Die Kostümierung der Musiker, das Ankleben von Bärten, Aufsetzen von Perücken und
ähnlich billige Mätzchen werden aufhören. Ausländische Schlagermusik soll nach
Möglichkeit verschwinden - und alle Schlager, die gespielt werden, sollen so zu Gehör
gebracht werden, wie es unserem Empfinden entspricht. Jaulende Musik, abgehackte
Rhythmen und alles was verniggert ist, hat zu unterbleiben!"
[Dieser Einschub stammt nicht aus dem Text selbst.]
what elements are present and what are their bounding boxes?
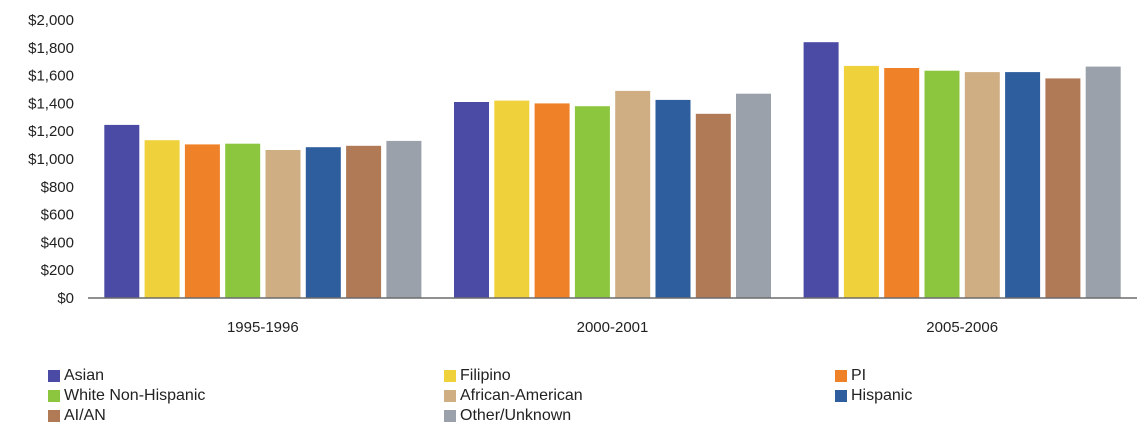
y-tick-label: $400 (41, 234, 74, 251)
y-tick-label: $1,400 (28, 95, 74, 112)
legend-label-ai-an: AI/AN (64, 407, 106, 424)
legend-item-african-american: African-American (444, 386, 583, 406)
legend-swatch-african-american (444, 390, 456, 402)
y-tick-label: $200 (41, 262, 74, 279)
legend-item-asian: Asian (48, 366, 104, 386)
y-tick-label: $1,000 (28, 151, 74, 168)
bar (494, 100, 530, 298)
bar (736, 93, 771, 298)
legend-label-african-american: African-American (460, 387, 583, 404)
bar (534, 103, 570, 299)
legend-item-ai-an: AI/AN (48, 406, 106, 426)
legend-item-other-unknown: Other/Unknown (444, 406, 571, 426)
y-tick-label: $2,000 (28, 12, 74, 29)
bar (1005, 72, 1041, 298)
bar (305, 147, 341, 298)
legend-swatch-white-non-hispanic (48, 390, 60, 402)
bar (843, 65, 879, 299)
legend-label-asian: Asian (64, 367, 105, 384)
y-tick-label: $0 (57, 290, 74, 307)
legend-item-white-non-hispanic: White Non-Hispanic (48, 386, 205, 406)
legend-label-pi: PI (851, 367, 867, 384)
legend-swatch-ai-an (48, 410, 60, 422)
bar (104, 124, 140, 299)
legend-label-filipino: Filipino (460, 367, 511, 384)
legend-item-filipino: Filipino (444, 366, 511, 386)
x-axis: 1995-1996 2000-2001 2005-2006 (227, 319, 998, 336)
bar (574, 106, 610, 298)
bar (803, 42, 839, 299)
legend-label-hispanic: Hispanic (851, 387, 913, 404)
bars (104, 42, 1121, 299)
legend-swatch-other-unknown (444, 410, 456, 422)
bar (454, 102, 489, 298)
legend-label-white-non-hispanic: White Non-Hispanic (64, 387, 206, 404)
legend-swatch-asian (48, 370, 60, 382)
y-tick-label: $600 (41, 207, 74, 224)
bar (884, 68, 920, 298)
bar (695, 113, 731, 298)
legend-swatch-pi (835, 370, 847, 382)
bar (386, 140, 422, 298)
bar (184, 144, 220, 298)
legend-item-hispanic: Hispanic (835, 386, 912, 406)
bar (225, 143, 261, 298)
bar (964, 72, 1000, 298)
x-tick-label: 2000-2001 (577, 319, 649, 336)
bar (655, 99, 691, 299)
x-tick-label: 1995-1996 (227, 319, 299, 336)
bar-chart: $0 $200 $400 $600 $800 $1,000 $1,200 $1,400 $1,6… (28, 12, 1137, 336)
y-tick-label: $1,800 (28, 40, 74, 57)
legend-item-pi: PI (835, 366, 866, 386)
legend-label-other-unknown: Other/Unknown (460, 407, 572, 424)
bar (346, 145, 382, 298)
legend: Asian Filipino PI White Non-Hispanic Afr… (48, 366, 1048, 428)
x-tick-label: 2005-2006 (926, 319, 998, 336)
y-tick-label: $1,600 (28, 68, 74, 85)
bar (144, 140, 180, 298)
bar (1045, 78, 1081, 299)
y-tick-label: $800 (41, 179, 74, 196)
y-axis: $0 $200 $400 $600 $800 $1,000 $1,200 $1,400 $1,6… (28, 12, 74, 307)
bar (615, 90, 651, 299)
bar (924, 70, 960, 298)
bar (265, 150, 301, 298)
bar (1085, 66, 1121, 298)
legend-swatch-filipino (444, 370, 456, 382)
legend-swatch-hispanic (835, 390, 847, 402)
y-tick-label: $1,200 (28, 123, 74, 140)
Nun ging man schärfer gegen "verbotene, artfremde Musik" vor. Schellack-Platten
wurden sofort beim Zoll kassiert und SS-Männer zertrampelten sie. Es konnte jedoch
genauso möglich sein, dass so mancher Uniformierter sie mit nach Hause nahm, weil
er ein heimlicher Sammler war. Aufnahmen von Artie Shaw zählten zu den
begehrtesten Sammlertrophäen und wurden unter den gefährlichsten Bedingungen
immer wieder im Untergrund angeboten.
Der Musikwissenschaftler Gotthold Frotscher, 1936-1945 Professor an der Berliner
Universität und erstaunlicherweise ab 1950 dann wieder an der pädagogischen
Hochschule Berlin aktiv, verkündete 1943 in der Abhandlung Musik in Jugend und
Volk:
"Vieles von dem, was an volksfremden Bestandteilen gegenwärtig noch unserer Musik
und Musikauffassung anhaftet, kann mit dem Schlagwort des Amerikanismus
gekennzeichnet werden. Als Ausdruck dieser verlogenen, amerikanisierten Unkultur ist
der Jazz nach Europa gedrungen. Wir finden in ihm am deutlichsten jene
Zwiespältigkeit, die nur aus dem Wesen des Amerikanismus erklärt werden kann:
Einer verzerrten, stetig nach Willkür wechselnden Rhythmik steht ein maschinell
gleichförmiges Stampfen des Schlagwerks entgegen, einem raffinierten Aufputz der
Klangfarben und Harmonien eine geradezu armselige Primitivität der Melodik. Die
Musikgesinnung ,die sich in diesen Jazzprodukten kundtut, ist noch längst nicht aus
dem Denken und Fühlen aller bewussten Europäer geschwunden. So droht jene
unwahre Zwitterhaftigkeit des Amerikanismus den Sinn für alles organisch Gesunde
und naturhafte Schlichte zu verderben."
Erfreulicherweise gab es auch noch eine Reihe mutiger, kreativer Menschen, die diese
Wirklichkeit des Regimes nicht akzeptierten. Die Schallplattenfirmen brachten sogar
"Swing-Serien" heraus. An die Stelle von ausdrücken wie "hot" und "Jazz" setzte man
das Wort" Swing".
Es erschienen Aufnahmen von Fletcher Henderson, Benny Goodman, Benny Carter,
Hans Koller u.a.
In den Tanzlokalen tanzte man "Swing", so wie zehn Jahre zuvor Charleston und Black
Bottom. In Berlin, in der Friedrich-, Ecke Leipziger Straße wurden notengetreu
amerikanische Platten kopiert, die Musiker spielten und improvisierten teilweise die
bekannten Nummern wie:
"Sweet Sue", " Some of These Days" und sowie den
"Tiger Rag" u.a.. Im "Delphi Palast", wo Teddy Stauffer und seine "Teddies" spielten,
war es nicht anders. Es gab auch noch die kleinen Lokale und Bars mit den Combos,
z.B. "Sherbini" in der Uhlandstraße, das "Ciro", wie das "Quartier Latin" im Zoo-Viertel
...
In den Jahren von 1936-1944 bildeten sich in Deutschland etwa ein Dutzend Hot Clubs bzw. Jazz - Clubs, in denen sich die Elite der damaligen Jazzliebhaber
zusammenfand, so auch einige Persönlichkeiten, die nach dem Kriege prominent für
den Jazz tätig waren.
Swing ließ sich eben doch nicht wirklich verbieten!